You also play a role as founder and board member of the Juliane Noack Association. What are the goals of this organization, and how specifically have those goals been implemented so far?
Katrin Eitner: Thank you for this question. We started the Juliane Noack Association (Förderverein zum Aufbau einer Juliane Noack Künstlerförderung e.V.) with family and friends of Juliane Noack in late autumn 2015, seven months after the terrible Germanwings incident, in her remembrance. The idea is to fund and support artists in their first years—like Juliane Noack—with project- and artist grants and support for catalogs, as well as travel costs. We focused on contemporary art jewelry, sculpture, and spatial interventions. These are the main fields in which Juliane Noack worked. We support artists living and working in Germany. Together with me on the board are David Nowak, Juliane Noack’s partner in life, and her father, Frank Noack. And we have a wonderful supporter circle. This is how we started, but we want to establish a “Juliane Noack Foundation” in the years to come.

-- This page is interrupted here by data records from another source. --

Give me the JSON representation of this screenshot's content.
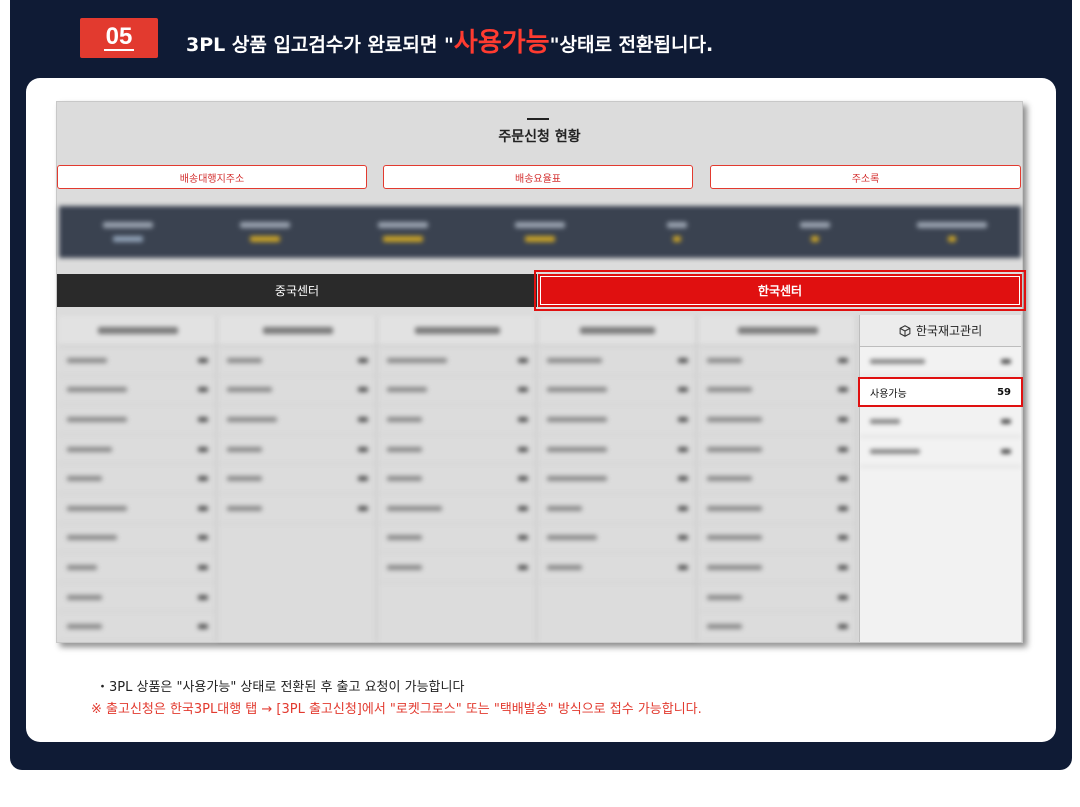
{
  "step": {
    "number": "05"
  },
  "headline": {
    "prefix": "3PL 상품 입고검수가 완료되면 \"",
    "highlight": "사용가능",
    "suffix": "\"상태로 전환됩니다."
  },
  "screen": {
    "title": "주문신청 현황",
    "links": [
      {
        "label": "배송대행지주소"
      },
      {
        "label": "배송요율표"
      },
      {
        "label": "주소록"
      }
    ],
    "tabs": [
      {
        "label": "중국센터",
        "active": false
      },
      {
        "label": "한국센터",
        "active": true
      }
    ],
    "inventory_panel": {
      "title": "한국재고관리",
      "highlight_row": {
        "label": "사용가능",
        "value": "59"
      }
    }
  },
  "notes": {
    "line1": "・3PL 상품은 \"사용가능\" 상태로 전환된 후 출고 요청이 가능합니다",
    "line2": "※ 출고신청은 한국3PL대행 탭 → [3PL 출고신청]에서 \"로켓그로스\" 또는 \"택배발송\" 방식으로 접수 가능합니다."
  },
  "colors": {
    "frame": "#0f1b35",
    "accent_red": "#e23a2f",
    "tab_active": "#e01010",
    "tab_inactive": "#2a2a2a"
  },
  "icons": {
    "inventory": "box-icon"
  }
}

We gave our latest exhibition funding to Attai Chen, Mielle Harvey, Carina Shoshtary, and Barbara Schrobenhauser for their exhibition A Barbarian, a Title & a Miracle during SCHMUCK Munich Jewelry Week 2017 in Munich. It was our very first open call. But we started our funding work just the year before with a production grant for an intervention in Halle and the portrait series With Jule, by Matthias Behne and Joerg Lipskoch, which is now part of the Juliane Noack catalog, to name only a few.

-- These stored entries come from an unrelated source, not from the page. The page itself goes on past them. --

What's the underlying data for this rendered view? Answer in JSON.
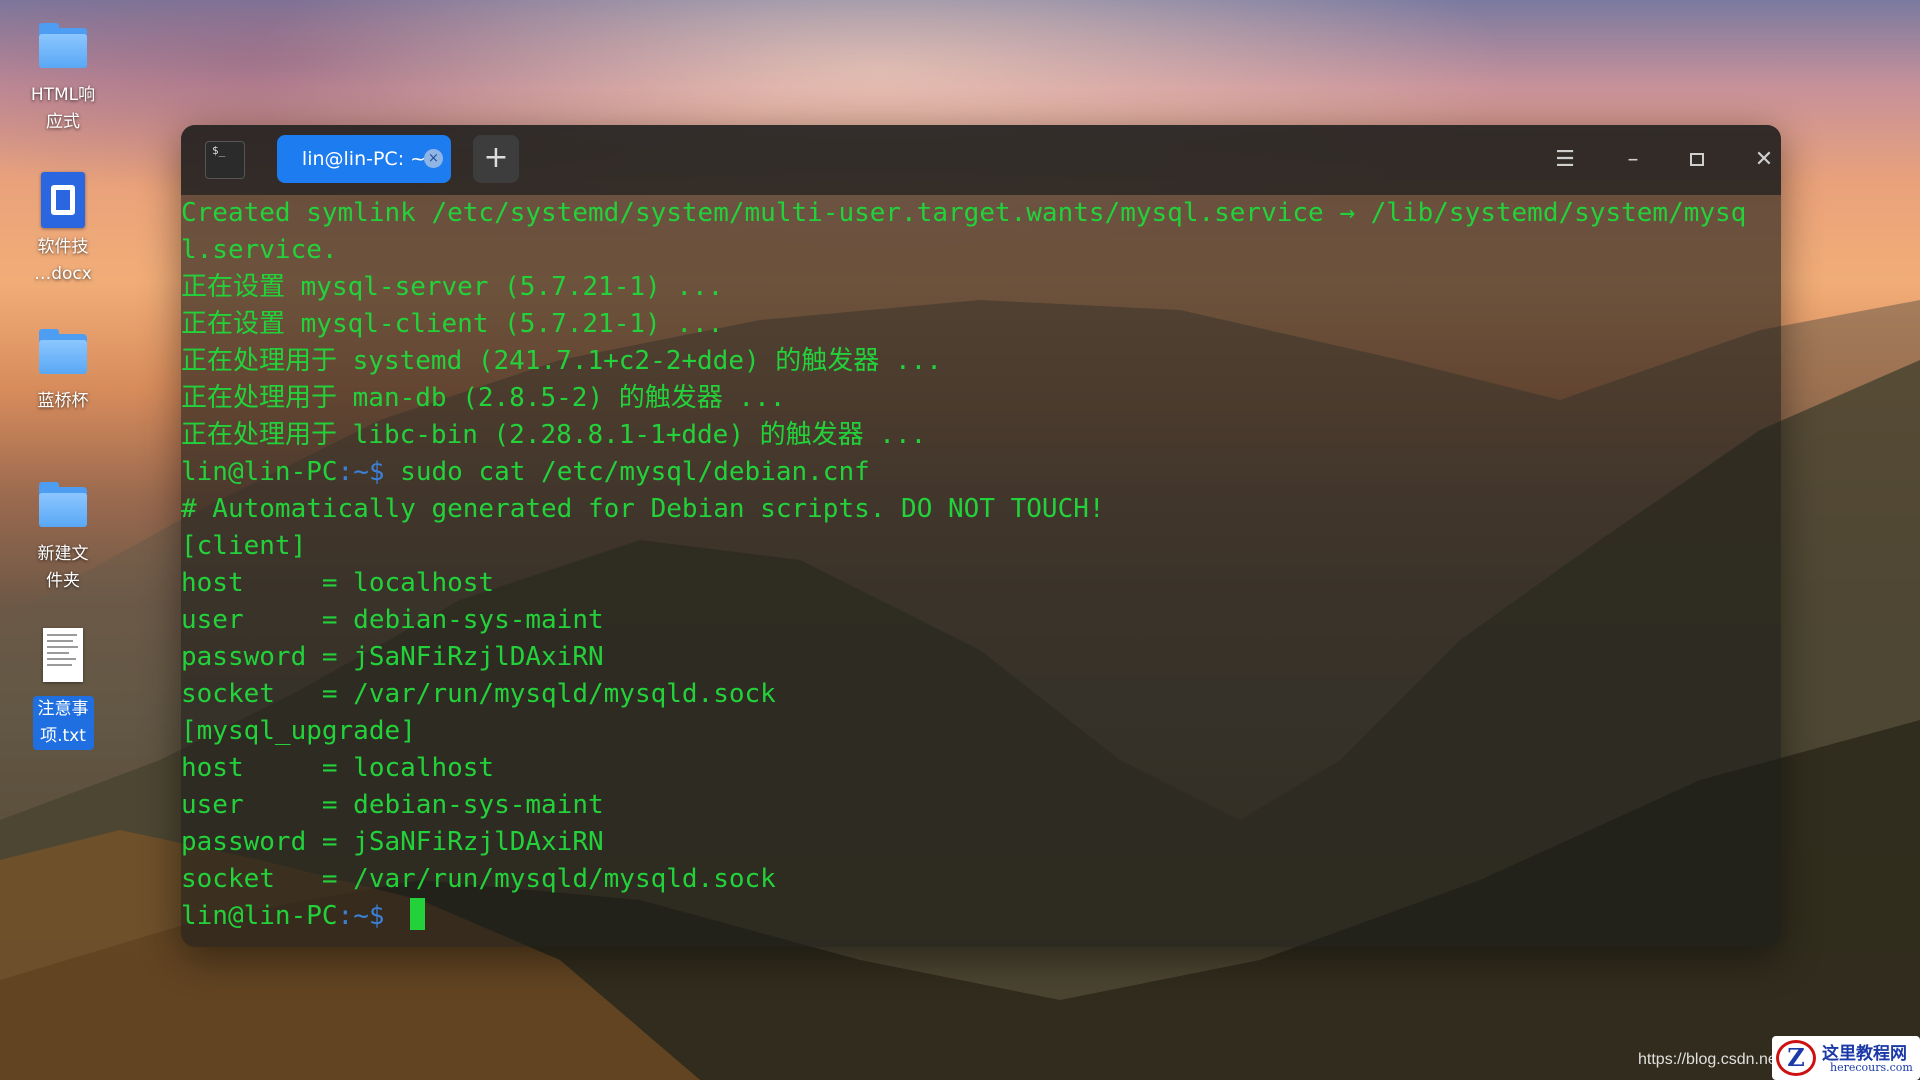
{
  "desktop": {
    "icons": [
      {
        "label": "HTML响\n应式",
        "icon": "folder-icon"
      },
      {
        "label": "软件技\n…docx",
        "icon": "docx-icon"
      },
      {
        "label": "蓝桥杯",
        "icon": "folder-icon"
      },
      {
        "label": "新建文\n件夹",
        "icon": "folder-icon"
      },
      {
        "label": "注意事\n项.txt",
        "icon": "txt-file-icon",
        "selected": true
      }
    ]
  },
  "terminal": {
    "tab_title": "lin@lin-PC: ~",
    "tab_close_glyph": "×",
    "add_tab_glyph": "+",
    "menu_icon_text": "$_",
    "window_buttons": {
      "menu": "☰",
      "minimize": "–",
      "close": "✕"
    },
    "lines": [
      "Created symlink /etc/systemd/system/multi-user.target.wants/mysql.service → /lib/systemd/system/mysq",
      "l.service.",
      "正在设置 mysql-server (5.7.21-1) ...",
      "正在设置 mysql-client (5.7.21-1) ...",
      "正在处理用于 systemd (241.7.1+c2-2+dde) 的触发器 ...",
      "正在处理用于 man-db (2.8.5-2) 的触发器 ...",
      "正在处理用于 libc-bin (2.28.8.1-1+dde) 的触发器 ...",
      "# Automatically generated for Debian scripts. DO NOT TOUCH!",
      "[client]",
      "host     = localhost",
      "user     = debian-sys-maint",
      "password = jSaNFiRzjlDAxiRN",
      "socket   = /var/run/mysqld/mysqld.sock",
      "[mysql_upgrade]",
      "host     = localhost",
      "user     = debian-sys-maint",
      "password = jSaNFiRzjlDAxiRN",
      "socket   = /var/run/mysqld/mysqld.sock"
    ],
    "prompt_user": "lin@lin-PC",
    "prompt_path": ":~",
    "prompt_symbol": "$ ",
    "command": "sudo cat /etc/mysql/debian.cnf"
  },
  "watermark": {
    "url": "https://blog.csdn.ne",
    "logo_letter": "Z",
    "logo_cn": "这里教程网",
    "logo_en": "herecours.com"
  },
  "colors": {
    "terminal_green": "#23d23a",
    "prompt_path_blue": "#3b7fd6",
    "tab_active_blue": "#1d7cf0"
  }
}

How do you promote the artists you represent outside of their exhibitions, and what strategies do you employ to spread the word about upcoming events?
Katrin Eitner: A lot of our “spreading the word” work is done online. That is the way of seeing things today for the first time (and in a very rapid way) mostly. But it’s also the way to invite people to come and see the jewelry pieces in person later. If it’s possible, of course, seeing as we also have international collectors. Instagram is an important application right at the moment. And in the future there will be new tools for sure. It’s not exactly about buying online, it’s about seeing, researching, and finding things online, to bookmark it or share it with your friends and community.

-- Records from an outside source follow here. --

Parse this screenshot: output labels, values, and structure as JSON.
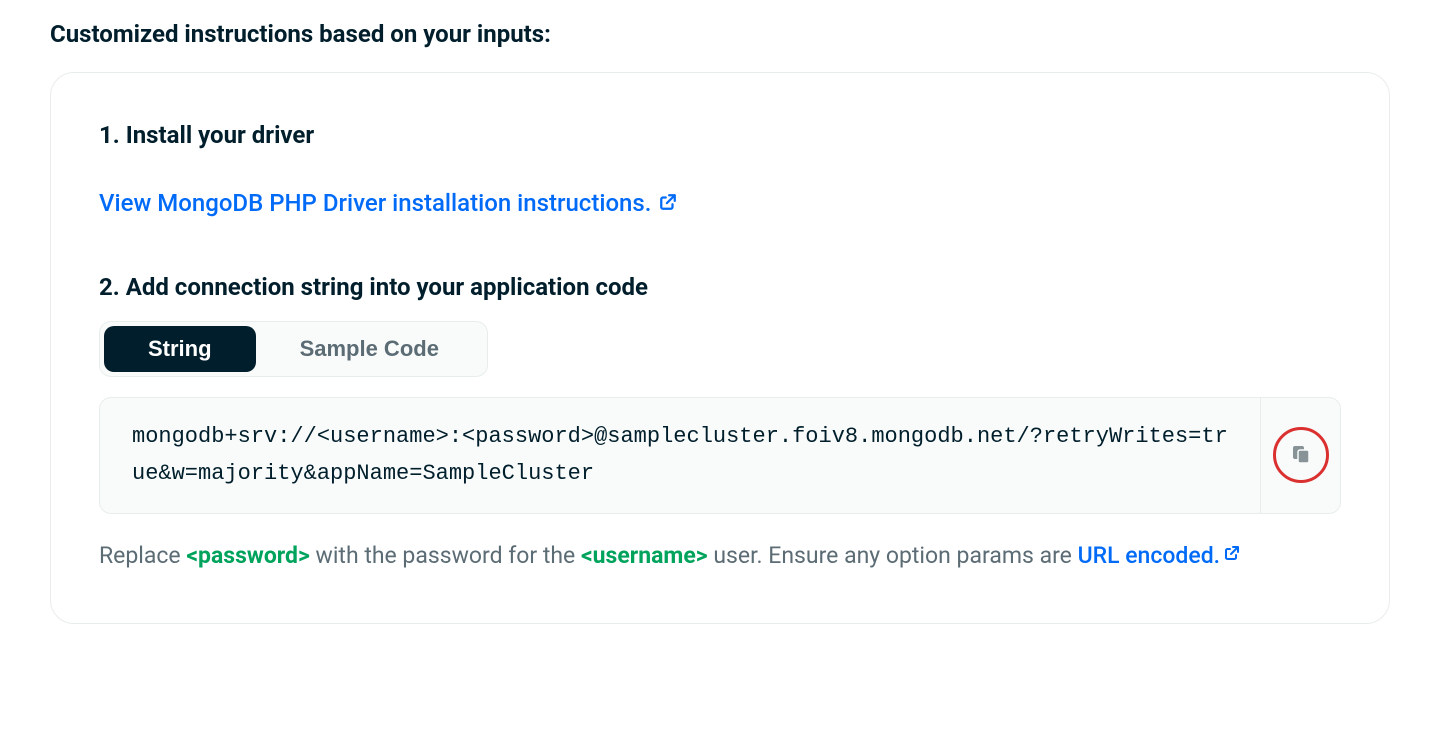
{
  "heading": "Customized instructions based on your inputs:",
  "step1": {
    "title": "1. Install your driver",
    "linkText": "View MongoDB PHP Driver installation instructions."
  },
  "step2": {
    "title": "2. Add connection string into your application code",
    "tabs": {
      "string": "String",
      "sample": "Sample Code"
    },
    "connectionString": "mongodb+srv://<username>:<password>@samplecluster.foiv8.mongodb.net/?retryWrites=true&w=majority&appName=SampleCluster"
  },
  "hint": {
    "prefix": "Replace ",
    "passwordToken": "<password>",
    "mid1": " with the password for the ",
    "usernameToken": "<username>",
    "mid2": " user. Ensure any option params are ",
    "urlEncoded": "URL encoded."
  }
}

But in addition to that we make sure to have interesting invitation cards or exhibition materials or even a catalog, as for Karl Wunderlich or Juliane Noack.
My idea of being a gallerist is also to offer support for my artists concerning their website or social media appearance, but even more we talk about artist residencies, artist grants, or applications for an art or jewelry prize that fits their work. For this reason I work only with a few artists, but invite guests for collaborations or group shows.
How would you place Galerie Eitner in the general art scene in Berlin? And what role do you see it play in the art jewelry world of Berlin?
Katrin Eitner: More than 500 galleries exist in Berlin. Not to forget the art and project rooms of the city. Berlin is more unfamiliar with contemporary art jewelry than Munich—there isn’t a jewelry class at the Berlin University of the Arts—which has a big impact. But of course the topic benefits from the vivid artist and gallery scene. And some jewelry artists living here the whole year or for some summer months. We have been doing our work since 2014, and besides me there are some others who have been in business much longer than me.
Maybe the perfect time for a first visit to Berlin could be the Gallery Weekend at the end of April, or Berlin Art Week in September. Just drop me a line!
What books have you read lately that inspired you and that you’d like to share with AJF’s audience?
Katrin Eitner: Recently I found my old edition of Terry Pratchett’s The Carpet People, and it was great fun to read it during my regular high-speed train travels between Halle and Berlin. Additionally I like to have a look at the Rembrandt Bugatti: The Sculptor 1884–1916 catalog from time to time. He was the one who created the elephant for the Bugatti car. I saw the exhibition of his works here in Berlin in 2014.